EKG Q & A
by: Ameeta Walia, DO, FACC, FASE
What is an EKG?
An EKG is an electrocardiogram, a test that tracks the heart’s electrical activity. During an EKG, the patient’s heart rate and heart rhythm are measured. The EKG is a non-invasive type of testing that can easily be done both quickly and accurately.
Who Needs an EKG?
An EKG is often done on patients who are having symptoms of heart conditions. People who experience heart palpitations or who have an arrhythmia detected during an exam may need to have an EKG for diagnostic purposes.
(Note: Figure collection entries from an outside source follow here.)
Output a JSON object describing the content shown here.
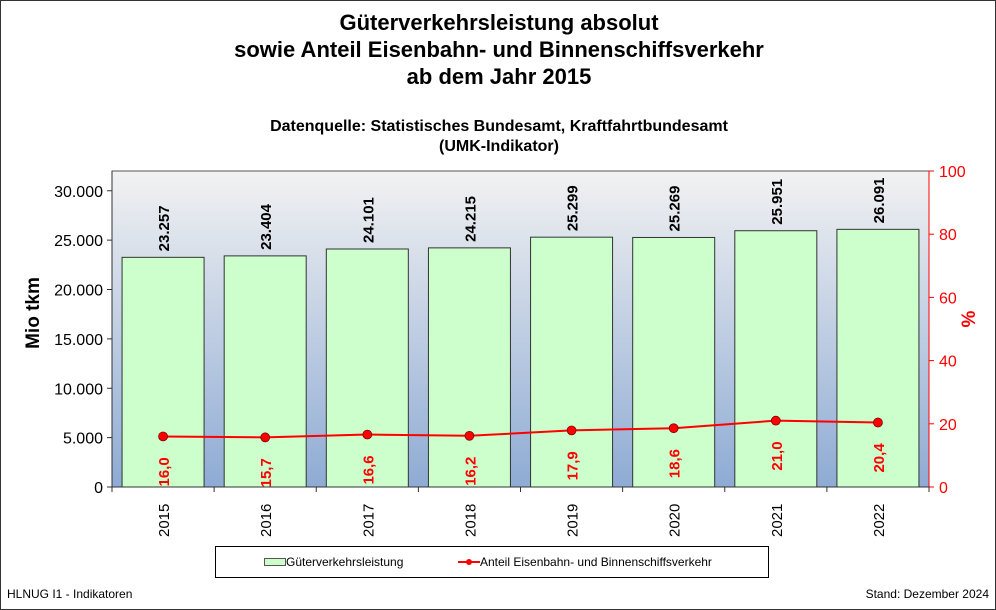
{
  "title_lines": [
    "Güterverkehrsleistung absolut",
    "sowie Anteil Eisenbahn- und Binnenschiffsverkehr",
    "ab dem Jahr 2015"
  ],
  "subtitle_lines": [
    "Datenquelle: Statistisches Bundesamt, Kraftfahrtbundesamt",
    "(UMK-Indikator)"
  ],
  "footer": {
    "left": "HLNUG I1 - Indikatoren",
    "right": "Stand: Dezember 2024"
  },
  "colors": {
    "bar_fill": "#ccffcc",
    "line": "#ff0000",
    "bg_top": "#f2f2f2",
    "bg_bottom": "#8eabd4"
  },
  "chart_data": {
    "type": "bar+line",
    "categories": [
      "2015",
      "2016",
      "2017",
      "2018",
      "2019",
      "2020",
      "2021",
      "2022"
    ],
    "series": [
      {
        "name": "Güterverkehrsleistung",
        "type": "bar",
        "axis": "left",
        "values": [
          23257,
          23404,
          24101,
          24215,
          25299,
          25269,
          25951,
          26091
        ],
        "labels": [
          "23.257",
          "23.404",
          "24.101",
          "24.215",
          "25.299",
          "25.269",
          "25.951",
          "26.091"
        ]
      },
      {
        "name": "Anteil Eisenbahn- und Binnenschiffsverkehr",
        "type": "line",
        "axis": "right",
        "values": [
          16.0,
          15.7,
          16.6,
          16.2,
          17.9,
          18.6,
          21.0,
          20.4
        ],
        "labels": [
          "16,0",
          "15,7",
          "16,6",
          "16,2",
          "17,9",
          "18,6",
          "21,0",
          "20,4"
        ]
      }
    ],
    "ylabel": "Mio tkm",
    "ylim": [
      0,
      32000
    ],
    "yticks": [
      0,
      5000,
      10000,
      15000,
      20000,
      25000,
      30000
    ],
    "ytick_labels": [
      "0",
      "5.000",
      "10.000",
      "15.000",
      "20.000",
      "25.000",
      "30.000"
    ],
    "y2label": "%",
    "y2lim": [
      0,
      100
    ],
    "y2ticks": [
      0,
      20,
      40,
      60,
      80,
      100
    ],
    "y2tick_labels": [
      "0",
      "20",
      "40",
      "60",
      "80",
      "100"
    ],
    "grid": false,
    "legend": "bottom"
  }
}
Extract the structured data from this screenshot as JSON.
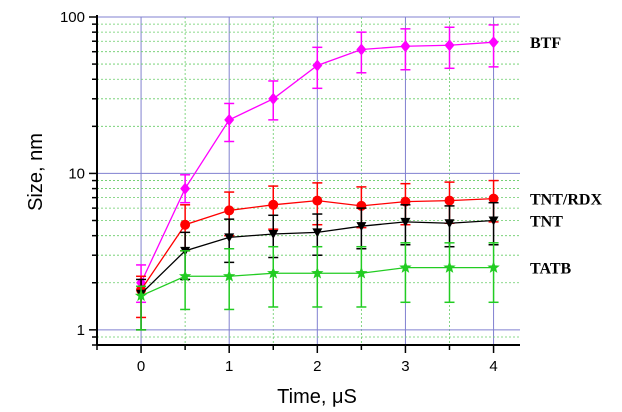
{
  "chart_data": {
    "type": "line",
    "title": "",
    "xlabel": "Time, μS",
    "ylabel": "Size, nm",
    "xlim": [
      -0.5,
      4.3
    ],
    "ylim": [
      0.8,
      100
    ],
    "yscale": "log",
    "x_ticks": [
      0,
      1,
      2,
      3,
      4
    ],
    "x_tick_labels": [
      "0",
      "1",
      "2",
      "3",
      "4"
    ],
    "y_ticks": [
      1,
      10,
      100
    ],
    "y_tick_labels": [
      "1",
      "10",
      "100"
    ],
    "grid": true,
    "x": [
      0,
      0.5,
      1,
      1.5,
      2,
      2.5,
      3,
      3.5,
      4
    ],
    "series": [
      {
        "name": "BTF",
        "color": "#ff00ff",
        "marker": "diamond",
        "values": [
          2.0,
          8.0,
          22,
          30,
          49,
          62,
          65,
          66,
          69
        ],
        "err_lo": [
          1.5,
          6.5,
          16,
          22,
          35,
          44,
          46,
          47,
          48
        ],
        "err_hi": [
          2.6,
          9.8,
          28,
          39,
          64,
          80,
          84,
          86,
          89
        ]
      },
      {
        "name": "TNT/RDX",
        "color": "#ff0000",
        "marker": "circle",
        "values": [
          1.8,
          4.7,
          5.8,
          6.3,
          6.7,
          6.2,
          6.6,
          6.7,
          6.9
        ],
        "err_lo": [
          1.2,
          3.2,
          4.0,
          4.4,
          4.7,
          4.5,
          4.7,
          4.8,
          4.9
        ],
        "err_hi": [
          2.2,
          6.3,
          7.6,
          8.3,
          8.7,
          8.2,
          8.6,
          8.8,
          9.0
        ]
      },
      {
        "name": "TNT",
        "color": "#000000",
        "marker": "triangle-down",
        "values": [
          1.7,
          3.2,
          3.9,
          4.1,
          4.2,
          4.6,
          4.9,
          4.8,
          5.0
        ],
        "err_lo": [
          1.0,
          2.1,
          2.7,
          2.9,
          3.0,
          3.3,
          3.5,
          3.4,
          3.5
        ],
        "err_hi": [
          2.1,
          4.2,
          5.1,
          5.4,
          5.5,
          6.0,
          6.3,
          6.2,
          6.5
        ]
      },
      {
        "name": "TATB",
        "color": "#22cc22",
        "marker": "star",
        "values": [
          1.65,
          2.2,
          2.2,
          2.3,
          2.3,
          2.3,
          2.5,
          2.5,
          2.5
        ],
        "err_lo": [
          1.0,
          1.35,
          1.35,
          1.4,
          1.4,
          1.4,
          1.5,
          1.5,
          1.5
        ],
        "err_hi": [
          1.9,
          3.2,
          3.3,
          3.4,
          3.4,
          3.4,
          3.6,
          3.6,
          3.6
        ]
      }
    ]
  }
}
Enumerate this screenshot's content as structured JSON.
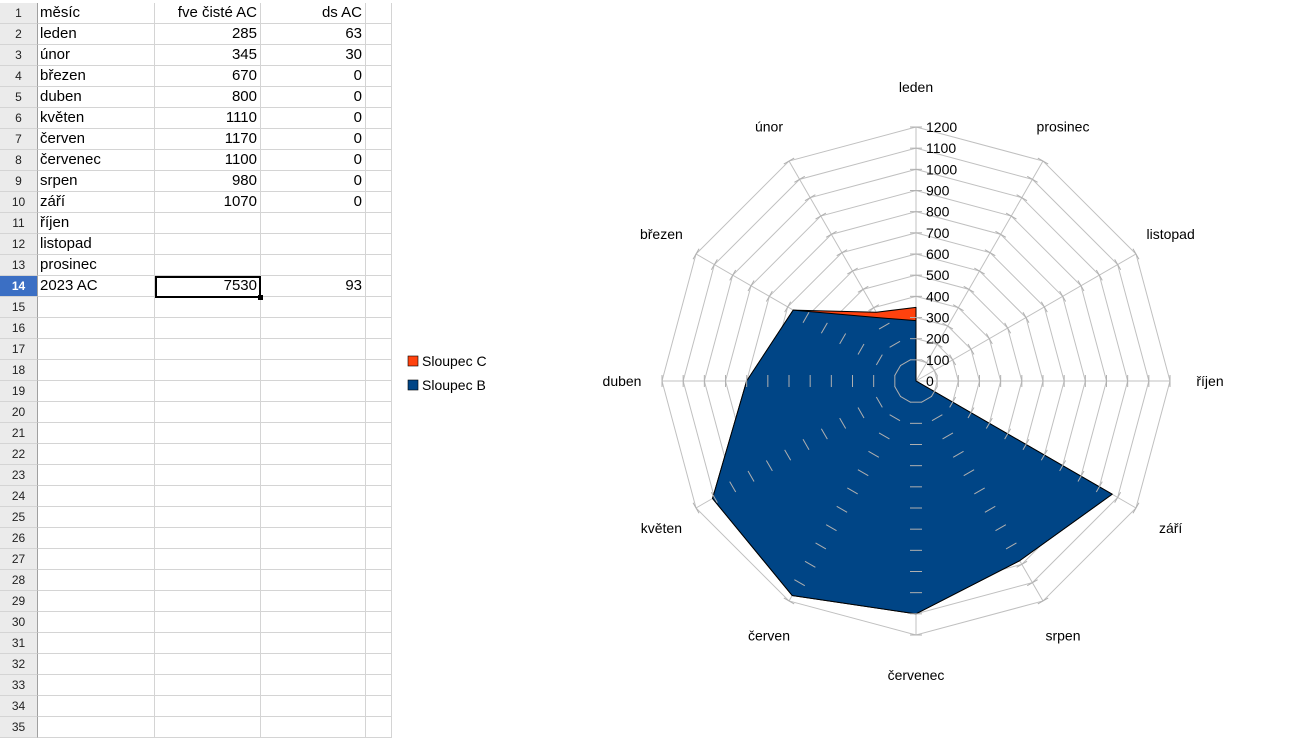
{
  "spreadsheet": {
    "columns": [
      "A",
      "B",
      "C",
      "D"
    ],
    "rows": [
      {
        "num": "1",
        "a": "měsíc",
        "b": "fve čisté AC",
        "c": "ds AC"
      },
      {
        "num": "2",
        "a": "leden",
        "b": "285",
        "c": "63"
      },
      {
        "num": "3",
        "a": "únor",
        "b": "345",
        "c": "30"
      },
      {
        "num": "4",
        "a": "březen",
        "b": "670",
        "c": "0"
      },
      {
        "num": "5",
        "a": "duben",
        "b": "800",
        "c": "0"
      },
      {
        "num": "6",
        "a": "květen",
        "b": "1110",
        "c": "0"
      },
      {
        "num": "7",
        "a": "červen",
        "b": "1170",
        "c": "0"
      },
      {
        "num": "8",
        "a": "červenec",
        "b": "1100",
        "c": "0"
      },
      {
        "num": "9",
        "a": "srpen",
        "b": "980",
        "c": "0"
      },
      {
        "num": "10",
        "a": "září",
        "b": "1070",
        "c": "0"
      },
      {
        "num": "11",
        "a": "říjen",
        "b": "",
        "c": ""
      },
      {
        "num": "12",
        "a": "listopad",
        "b": "",
        "c": ""
      },
      {
        "num": "13",
        "a": "prosinec",
        "b": "",
        "c": ""
      },
      {
        "num": "14",
        "a": "2023 AC",
        "b": "7530",
        "c": "93"
      },
      {
        "num": "15",
        "a": "",
        "b": "",
        "c": ""
      },
      {
        "num": "16",
        "a": "",
        "b": "",
        "c": ""
      },
      {
        "num": "17",
        "a": "",
        "b": "",
        "c": ""
      },
      {
        "num": "18",
        "a": "",
        "b": "",
        "c": ""
      },
      {
        "num": "19",
        "a": "",
        "b": "",
        "c": ""
      },
      {
        "num": "20",
        "a": "",
        "b": "",
        "c": ""
      },
      {
        "num": "21",
        "a": "",
        "b": "",
        "c": ""
      },
      {
        "num": "22",
        "a": "",
        "b": "",
        "c": ""
      },
      {
        "num": "23",
        "a": "",
        "b": "",
        "c": ""
      },
      {
        "num": "24",
        "a": "",
        "b": "",
        "c": ""
      },
      {
        "num": "25",
        "a": "",
        "b": "",
        "c": ""
      },
      {
        "num": "26",
        "a": "",
        "b": "",
        "c": ""
      },
      {
        "num": "27",
        "a": "",
        "b": "",
        "c": ""
      },
      {
        "num": "28",
        "a": "",
        "b": "",
        "c": ""
      },
      {
        "num": "29",
        "a": "",
        "b": "",
        "c": ""
      },
      {
        "num": "30",
        "a": "",
        "b": "",
        "c": ""
      },
      {
        "num": "31",
        "a": "",
        "b": "",
        "c": ""
      },
      {
        "num": "32",
        "a": "",
        "b": "",
        "c": ""
      },
      {
        "num": "33",
        "a": "",
        "b": "",
        "c": ""
      },
      {
        "num": "34",
        "a": "",
        "b": "",
        "c": ""
      },
      {
        "num": "35",
        "a": "",
        "b": "",
        "c": ""
      }
    ],
    "selected_row": "14",
    "active_cell": "B14"
  },
  "chart_data": {
    "type": "radar-filled",
    "title": "",
    "categories": [
      "leden",
      "prosinec",
      "listopad",
      "říjen",
      "září",
      "srpen",
      "červenec",
      "červen",
      "květen",
      "duben",
      "březen",
      "únor"
    ],
    "series": [
      {
        "name": "Sloupec B",
        "color": "#004586",
        "values": [
          285,
          null,
          null,
          null,
          1070,
          980,
          1100,
          1170,
          1110,
          800,
          670,
          345
        ]
      },
      {
        "name": "Sloupec C",
        "color": "#ff420e",
        "values": [
          348,
          null,
          null,
          null,
          1070,
          980,
          1100,
          1170,
          1110,
          800,
          670,
          375
        ]
      }
    ],
    "axis_ticks": [
      "0",
      "100",
      "200",
      "300",
      "400",
      "500",
      "600",
      "700",
      "800",
      "900",
      "1000",
      "1100",
      "1200"
    ],
    "rmax": 1200,
    "legend": [
      {
        "label": "Sloupec C",
        "color": "#ff420e"
      },
      {
        "label": "Sloupec B",
        "color": "#004586"
      }
    ],
    "legend_position": "left",
    "grid": true
  }
}
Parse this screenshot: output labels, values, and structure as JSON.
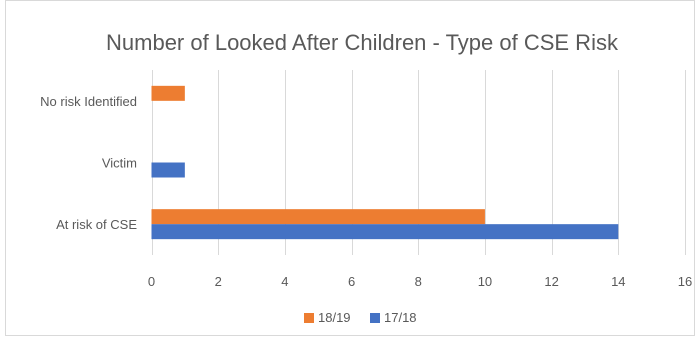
{
  "chart_data": {
    "type": "bar",
    "orientation": "horizontal",
    "title": "Number of Looked After Children - Type of CSE Risk",
    "categories": [
      "No risk Identified",
      "Victim",
      "At risk of CSE"
    ],
    "series": [
      {
        "name": "18/19",
        "color": "#ED7D31",
        "values": [
          1,
          0,
          10
        ]
      },
      {
        "name": "17/18",
        "color": "#4472C4",
        "values": [
          0,
          1,
          14
        ]
      }
    ],
    "xlim": [
      0,
      16
    ],
    "xticks": [
      0,
      2,
      4,
      6,
      8,
      10,
      12,
      14,
      16
    ],
    "grid": true,
    "legend_position": "bottom"
  }
}
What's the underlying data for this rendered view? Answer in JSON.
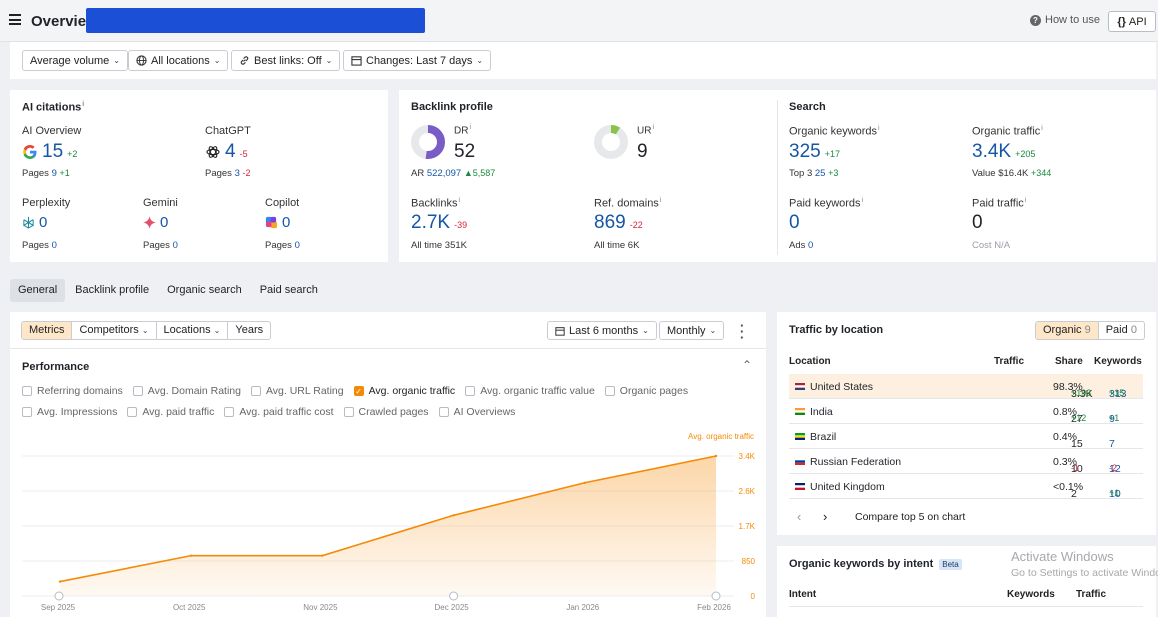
{
  "header": {
    "title": "Overview",
    "how_to": "How to use",
    "api": "API"
  },
  "filters": [
    {
      "label": "Average volume",
      "icon": ""
    },
    {
      "label": "All locations",
      "icon": "globe-icon"
    },
    {
      "label": "Best links: Off",
      "icon": "link-icon"
    },
    {
      "label": "Changes: Last 7 days",
      "icon": "calendar-icon"
    }
  ],
  "ai_citations": {
    "title": "AI citations",
    "overview": {
      "label": "AI Overview",
      "value": "15",
      "delta": "+2",
      "pages_label": "Pages",
      "pages": "9",
      "pages_delta": "+1"
    },
    "chatgpt": {
      "label": "ChatGPT",
      "value": "4",
      "delta": "-5",
      "pages_label": "Pages",
      "pages": "3",
      "pages_delta": "-2"
    },
    "perplexity": {
      "label": "Perplexity",
      "value": "0",
      "pages_label": "Pages",
      "pages": "0"
    },
    "gemini": {
      "label": "Gemini",
      "value": "0",
      "pages_label": "Pages",
      "pages": "0"
    },
    "copilot": {
      "label": "Copilot",
      "value": "0",
      "pages_label": "Pages",
      "pages": "0"
    }
  },
  "backlink_profile": {
    "title": "Backlink profile",
    "dr": {
      "label": "DR",
      "value": "52",
      "fill": 0.52
    },
    "ur": {
      "label": "UR",
      "value": "9",
      "fill": 0.09
    },
    "ar": {
      "label": "AR",
      "value": "522,097",
      "delta": "5,587"
    },
    "backlinks": {
      "label": "Backlinks",
      "value": "2.7K",
      "delta": "-39",
      "sub_label": "All time",
      "sub": "351K"
    },
    "ref_domains": {
      "label": "Ref. domains",
      "value": "869",
      "delta": "-22",
      "sub_label": "All time",
      "sub": "6K"
    }
  },
  "search": {
    "title": "Search",
    "organic_keywords": {
      "label": "Organic keywords",
      "value": "325",
      "delta": "+17",
      "sub_label": "Top 3",
      "sub": "25",
      "sub_delta": "+3"
    },
    "organic_traffic": {
      "label": "Organic traffic",
      "value": "3.4K",
      "delta": "+205",
      "sub_label": "Value",
      "sub": "$16.4K",
      "sub_delta": "+344"
    },
    "paid_keywords": {
      "label": "Paid keywords",
      "value": "0",
      "sub_label": "Ads",
      "sub": "0"
    },
    "paid_traffic": {
      "label": "Paid traffic",
      "value": "0",
      "sub_label": "Cost",
      "sub": "N/A"
    }
  },
  "section_tabs": [
    "General",
    "Backlink profile",
    "Organic search",
    "Paid search"
  ],
  "chart_controls": {
    "segments": [
      "Metrics",
      "Competitors",
      "Locations",
      "Years"
    ],
    "period": "Last 6 months",
    "interval": "Monthly"
  },
  "performance": {
    "title": "Performance",
    "checkboxes_row1": [
      {
        "label": "Referring domains",
        "checked": false
      },
      {
        "label": "Avg. Domain Rating",
        "checked": false
      },
      {
        "label": "Avg. URL Rating",
        "checked": false
      },
      {
        "label": "Avg. organic traffic",
        "checked": true
      },
      {
        "label": "Avg. organic traffic value",
        "checked": false
      },
      {
        "label": "Organic pages",
        "checked": false
      }
    ],
    "checkboxes_row2": [
      {
        "label": "Avg. Impressions",
        "checked": false
      },
      {
        "label": "Avg. paid traffic",
        "checked": false
      },
      {
        "label": "Avg. paid traffic cost",
        "checked": false
      },
      {
        "label": "Crawled pages",
        "checked": false
      },
      {
        "label": "AI Overviews",
        "checked": false
      }
    ]
  },
  "chart_data": {
    "type": "area",
    "series": [
      {
        "name": "Avg. organic traffic",
        "values": [
          350,
          980,
          980,
          1960,
          2750,
          3400
        ]
      }
    ],
    "x": [
      "Sep 2025",
      "Oct 2025",
      "Nov 2025",
      "Dec 2025",
      "Jan 2026",
      "Feb 2026"
    ],
    "y_ticks": [
      "0",
      "850",
      "1.7K",
      "2.6K",
      "3.4K"
    ],
    "ylim": [
      0,
      3400
    ],
    "color": "#f58a07",
    "grid": true
  },
  "traffic_by_location": {
    "title": "Traffic by location",
    "toggle": [
      {
        "label": "Organic",
        "count": "9"
      },
      {
        "label": "Paid",
        "count": "0"
      }
    ],
    "columns": [
      "Location",
      "Traffic",
      "Share",
      "Keywords"
    ],
    "rows": [
      {
        "country": "United States",
        "flag": "us",
        "traffic": "3.3K",
        "traffic_delta": "+193",
        "share": "98.3%",
        "keywords": "313",
        "keywords_delta": "+15"
      },
      {
        "country": "India",
        "flag": "in",
        "traffic": "27",
        "traffic_delta": "+12",
        "share": "0.8%",
        "keywords": "9",
        "keywords_delta": "+1"
      },
      {
        "country": "Brazil",
        "flag": "br",
        "traffic": "15",
        "traffic_delta": "",
        "share": "0.4%",
        "keywords": "7",
        "keywords_delta": ""
      },
      {
        "country": "Russian Federation",
        "flag": "ru",
        "traffic": "10",
        "traffic_delta": "-1",
        "share": "0.3%",
        "keywords": "12",
        "keywords_delta": "-2"
      },
      {
        "country": "United Kingdom",
        "flag": "gb",
        "traffic": "2",
        "traffic_delta": "",
        "share": "<0.1%",
        "keywords": "10",
        "keywords_delta": "+1"
      }
    ],
    "compare_label": "Compare top 5 on chart"
  },
  "keywords_by_intent": {
    "title": "Organic keywords by intent",
    "badge": "Beta",
    "columns": [
      "Intent",
      "Keywords",
      "Traffic"
    ]
  },
  "watermark": {
    "line1": "Activate Windows",
    "line2": "Go to Settings to activate Windows."
  }
}
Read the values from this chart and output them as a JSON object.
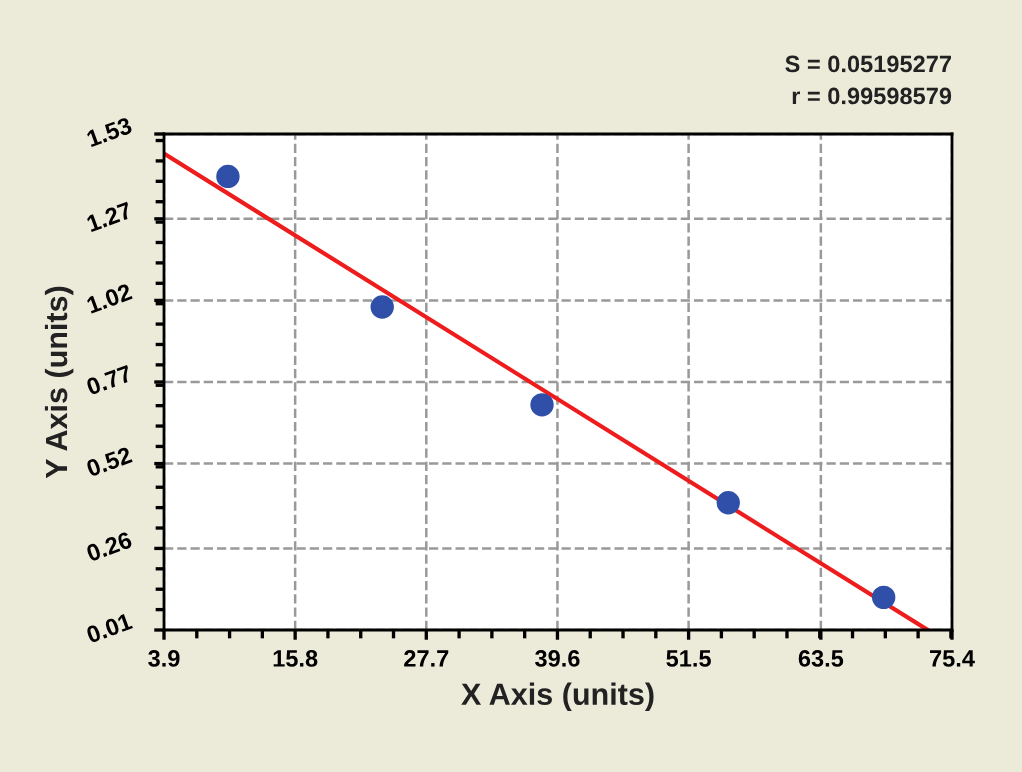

Symptoms like chest pain, shortness of breath, or other signs of heart problems may require an EKG to determine whether there is damage to the heart. Sometimes an EKG is used to evaluate how implanted devices like pacemakers are working. An EKG can also determine whether a patient had a heart attack or not.
What Happens During the EKG?
The patient will lay down comfortably during the EKG. Small quarter-sized electrodes are adhered to the skin at specific points so that they can measure the heart’s electrical activity. The electrical activity is typically recorded for 10 minutes while the patient relaxes. As the machine records the electrical signals, they will be shown on graph paper or displayed on a nearby video monitor. A nurse will be there to monitor the patient during the entire test. Some patients will need a different kind of EKG known as a stress test. During this type of EKG, the patient will be in motion on a treadmill so that the heart’s response to stimulation can be measured. Patients who are scheduled for a stress test may need to make special preparations, including fasting other than water before the appointment and avoiding substances like caffeine. EKG tests are not painful, and they are a completely non-invasive way to get important information about heart function.